On December 1, 2011, 15 months after his abduction, Dr Ayman Zawahiri had claimed responsibility for his kidnapping in a video message, saying that the detained American would be freed if the US stopped drone strikes in Afghanistan, Pakistan, Yemen and Somalia and freed prisoners being held at Guantanamo Bay. Little did Zawahiri know that Weinstein would eventually be killed in a drone attack? But there was no response from the Obama administration. On May 6, 2012, al-Qaeda released the first ever video of Warren Weinstein wherein he was shown pleading with the US President Obama to submit to al-Qaeda’s demands to ensure his release before he is killed. The videotape, which was produced by al-Qaeda’s propaganda wing and is titled “A Message from the Prisoner Warren Weinstein to His President, Weinstein directly addresses Obama, and begs for the president to accept al-Qaeda’s terms for his release.

“I am not in good health. I have a heart condition. I suffer from acute asthma…Needless to say I’ve been suffering deep anxiety every part of every day,” Weinstein had said. “Mr President, for the majority of my adult life, for over 30 years I have served my country. Now when I need my government it seems that I have been totally abandoned and forgotten.” I would like to talk to President Obama and ask him – beg him – that he accept and respond to the demands of the mujahideen, for my life is in your hands, Mr. President,” Warren said, according to a transcript of his statement. “If you accept their demands, I live; if you don’t accept their demands, then I die. It’s important that you accept the demands, act quickly and don’t delay. There will be no benefit in delaying as it will just make things more difficult for me.”

Weinstein had then appealed to President Obama as a father, adding that the president is not paying any attention or care about his problem or his needs. However, the White House had outrightly refused to negotiate for Weinstein’s release. “The President is aware of it. I do not believe he’s seen it, or I do not know that he’s seen it. We remain greatly concerned for Weinstein’s safety and his well-being,” White House Press Secretary Jay Carney told newsmen in Washington on May 7, 2012. “Our hearts go out to him and his family. We condemn his kidnapping in the strongest terms and call for his immediate release. The US government will continue making every effort to see Warren Weinstein released safety to his family, but we cannot and will not negotiate with al-Qaeda,” Jay Carney added.

Not only the White House, the US State Department too refused to make concessions to terrorists. “As you know, we don’t make concessions to terrorists. We obviously remain very concerned about the safety and well being of Weinstein. We want to call – or we have called, and continue to call for his immediate release and continue to cooperate closely with Pakistani authorities on the current investigation”, State Department spokesman Mark Toner told reporters on May 7, 2012. In his last video statement, released in September 2012, Warren Weinstein had appealed to Israel’s Prime Minister Benjamin Netanyahu “as one Jew to another” to help secure his release. However, even the Israeli president could not prevail upon his all-powerful American counterpart to play his role to save the life of an American Jew.

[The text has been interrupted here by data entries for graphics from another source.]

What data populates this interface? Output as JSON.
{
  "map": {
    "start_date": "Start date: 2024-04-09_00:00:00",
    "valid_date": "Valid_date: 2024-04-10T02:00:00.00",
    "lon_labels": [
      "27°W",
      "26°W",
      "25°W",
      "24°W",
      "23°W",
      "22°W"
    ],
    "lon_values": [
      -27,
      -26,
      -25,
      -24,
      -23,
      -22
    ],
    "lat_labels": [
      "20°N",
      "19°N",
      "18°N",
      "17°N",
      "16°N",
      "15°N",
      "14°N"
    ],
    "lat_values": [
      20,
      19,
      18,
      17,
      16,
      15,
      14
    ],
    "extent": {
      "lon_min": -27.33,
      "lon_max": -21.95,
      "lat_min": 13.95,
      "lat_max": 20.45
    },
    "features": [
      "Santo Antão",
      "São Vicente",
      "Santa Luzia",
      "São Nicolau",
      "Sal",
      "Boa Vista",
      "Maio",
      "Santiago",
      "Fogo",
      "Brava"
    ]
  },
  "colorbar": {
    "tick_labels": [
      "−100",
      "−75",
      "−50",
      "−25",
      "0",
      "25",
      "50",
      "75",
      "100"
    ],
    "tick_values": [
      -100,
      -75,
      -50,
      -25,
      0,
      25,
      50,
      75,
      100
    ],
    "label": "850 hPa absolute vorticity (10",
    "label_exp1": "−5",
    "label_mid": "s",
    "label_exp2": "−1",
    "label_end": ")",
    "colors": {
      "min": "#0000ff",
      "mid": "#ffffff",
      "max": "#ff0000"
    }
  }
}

The misfortune represents a major blow to the Central Intelligence Agency (CIA) and its covert drone programme in Pakistan, which President Obama embraced and expanded after coming to office in 2009. “Al-Qaeda extremists are ultimately to blame for the tragic death of Warren Weinstein, the hostage’s wife has said in statement. But Elaine Weinstein also added that she and her family were disappointed with the American and Pakistani governments’ efforts to secure her husband’s release from his al-Qaeda captors. She said that the assistance her family received from the US government was inconsistent and disappointing. “We hope that my husband’s death and the others who have faced similar tragedies in recent months will finally prompt the US government to take its responsibilities seriously and establish a coordinated and consistent approach to supporting hostages and their families,” she added.